Group Task Assignments
Group 1: Syphilis in Pregnancy — Pathogenesis, Serology, and Treatment
- Prepare a table comparing non-treponemal tests (VDRL, RPR) and treponemal tests (TPHA, FTA-ABS) — principle, sensitivity, specificity, use for screening vs confirmation vs monitoring.
- Describe the mechanism of vertical transmission of T. pallidum and the spectrum of congenital syphilis — early vs late manifestations. Explain why treatment of syphilis in pregnancy is urgent even in the latent stage.
Competencies: MI8.2
Group 2: HIV — Diagnosis Algorithm and PPTCT Protocol
- Draw the NACO HIV testing algorithm (ICTC strategy I/II/III) and identify where Savitri is in the algorithm. Explain what 'discordant' results mean and how they are resolved.
- Outline the NACO PPTCT protocol: timing of ART initiation, preferred regimen in pregnancy, mode of delivery considerations, newborn NVP prophylaxis, and infant diagnostic testing timeline (DNA PCR at 6 weeks, ELISA at 18 months).
Competencies: MI8.2
Group 3: Hepatitis B — Vertical Transmission and Newborn Prophylaxis
- Explain the significance of HBeAg positivity in determining vertical transmission risk. What is the mechanism of perinatal HBV transmission, and why does it predominantly lead to chronic carriage rather than acute hepatitis in the newborn?
- Describe the newborn prophylaxis protocol for HBV (vaccine + HBIG within 12 hours). What is the expected serological outcome at 9–12 months after the birth dose, and how is vaccine-induced immunity confirmed?
Competencies: MI8.2, MI8.1
Group 4: Public Health, NACO Systems, and Community Prevention
- Map the NACO linkages relevant to this case: ICTC (testing and counselling), ART Centre (treatment), PPTCT programme, syphilis treatment at PHC level. Identify gaps that delayed diagnosis in Savitri's case.
- Design a 3-point action plan for the PHC to improve early antenatal STI screening and prevention in this community, including ASHA worker training, birth dose HBV vaccination coverage, and partner-testing uptake.
Competencies: MI8.2
Learning Issues
Research these questions and bring your findings to the discussion.
- [MI8.2] What is the NACO HIV confirmation algorithm (ICTC Strategy I/II/III), and at what stage is a patient considered HIV-positive for the purpose of initiating ART and PPTCT?
- [MI8.2] What are the differences between VDRL and TPHA — principle, what they detect, when each is used, and how titre trends (rising vs falling) guide clinical interpretation?
- [MI8.2] What is the recommended treatment for syphilis in pregnancy, including dose, route, and monitoring? What is the Jarisch-Herxheimer reaction and when is it relevant in obstetric patients?
- [MI8.2] What is the NACO PPTCT protocol — when to start ART in pregnancy, recommended first-line regimen, and interventions to reduce perinatal HIV transmission to <2%?
- [MI8.2] How does HBeAg positivity in the mother alter the risk of vertical HBV transmission, and why does perinatal HBV infection result in chronic carriage in >90% of neonates?

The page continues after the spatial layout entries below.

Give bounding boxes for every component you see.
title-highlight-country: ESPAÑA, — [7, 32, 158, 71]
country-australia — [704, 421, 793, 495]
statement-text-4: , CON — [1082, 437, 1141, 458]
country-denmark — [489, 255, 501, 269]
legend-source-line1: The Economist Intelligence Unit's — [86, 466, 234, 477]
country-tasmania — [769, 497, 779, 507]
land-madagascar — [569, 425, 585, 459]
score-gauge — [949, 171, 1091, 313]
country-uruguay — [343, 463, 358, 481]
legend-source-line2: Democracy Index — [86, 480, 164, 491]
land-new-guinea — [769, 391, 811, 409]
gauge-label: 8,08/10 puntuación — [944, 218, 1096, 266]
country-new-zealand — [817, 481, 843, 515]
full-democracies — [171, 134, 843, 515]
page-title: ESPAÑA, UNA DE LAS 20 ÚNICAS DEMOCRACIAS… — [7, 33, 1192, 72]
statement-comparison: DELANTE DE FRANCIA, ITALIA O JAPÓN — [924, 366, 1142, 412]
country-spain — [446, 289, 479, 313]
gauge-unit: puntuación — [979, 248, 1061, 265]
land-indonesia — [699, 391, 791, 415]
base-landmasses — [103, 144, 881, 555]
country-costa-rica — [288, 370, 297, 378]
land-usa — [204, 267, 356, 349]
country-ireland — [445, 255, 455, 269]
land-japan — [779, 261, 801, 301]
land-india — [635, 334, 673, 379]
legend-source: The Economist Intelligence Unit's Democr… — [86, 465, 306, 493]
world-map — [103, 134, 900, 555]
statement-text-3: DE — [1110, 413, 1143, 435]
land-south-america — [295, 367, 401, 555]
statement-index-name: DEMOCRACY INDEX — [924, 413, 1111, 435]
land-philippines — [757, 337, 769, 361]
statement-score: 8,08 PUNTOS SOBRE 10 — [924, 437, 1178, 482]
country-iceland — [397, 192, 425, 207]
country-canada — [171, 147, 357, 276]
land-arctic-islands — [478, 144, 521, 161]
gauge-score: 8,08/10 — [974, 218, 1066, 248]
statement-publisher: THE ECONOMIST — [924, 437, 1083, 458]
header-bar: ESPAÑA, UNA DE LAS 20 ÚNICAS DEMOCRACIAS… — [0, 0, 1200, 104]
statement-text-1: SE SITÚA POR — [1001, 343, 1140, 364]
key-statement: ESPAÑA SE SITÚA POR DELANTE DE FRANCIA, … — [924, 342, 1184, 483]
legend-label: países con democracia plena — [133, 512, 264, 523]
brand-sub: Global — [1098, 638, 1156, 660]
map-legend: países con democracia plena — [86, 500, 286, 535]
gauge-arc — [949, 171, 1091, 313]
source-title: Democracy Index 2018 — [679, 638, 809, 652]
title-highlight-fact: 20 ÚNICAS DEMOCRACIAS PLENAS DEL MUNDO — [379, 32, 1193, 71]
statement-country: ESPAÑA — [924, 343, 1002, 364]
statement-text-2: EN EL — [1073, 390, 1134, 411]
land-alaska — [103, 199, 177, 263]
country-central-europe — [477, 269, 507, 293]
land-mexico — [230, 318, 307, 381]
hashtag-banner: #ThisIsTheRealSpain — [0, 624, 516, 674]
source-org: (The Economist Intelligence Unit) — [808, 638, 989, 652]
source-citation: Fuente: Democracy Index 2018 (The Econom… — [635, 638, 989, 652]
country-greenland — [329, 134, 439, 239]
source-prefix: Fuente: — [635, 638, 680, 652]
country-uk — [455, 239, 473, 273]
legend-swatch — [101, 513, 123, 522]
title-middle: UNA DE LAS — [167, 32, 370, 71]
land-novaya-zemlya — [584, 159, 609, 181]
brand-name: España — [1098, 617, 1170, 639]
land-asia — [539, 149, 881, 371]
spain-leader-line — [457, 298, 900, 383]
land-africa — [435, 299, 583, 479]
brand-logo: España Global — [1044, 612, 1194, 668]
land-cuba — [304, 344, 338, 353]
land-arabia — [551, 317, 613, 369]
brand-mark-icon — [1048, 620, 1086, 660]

- [MI8.1] How is perinatal (vertical) HBV transmission prevented — what is the newborn prophylaxis schedule and what serological markers confirm successful immunisation at 12 months?
- [MI8.4] What are the testing intervals and specimen types used to diagnose HIV in an exposed infant (born to an HIV-positive mother on ART) — and why is the diagnostic algorithm different from testing in adults?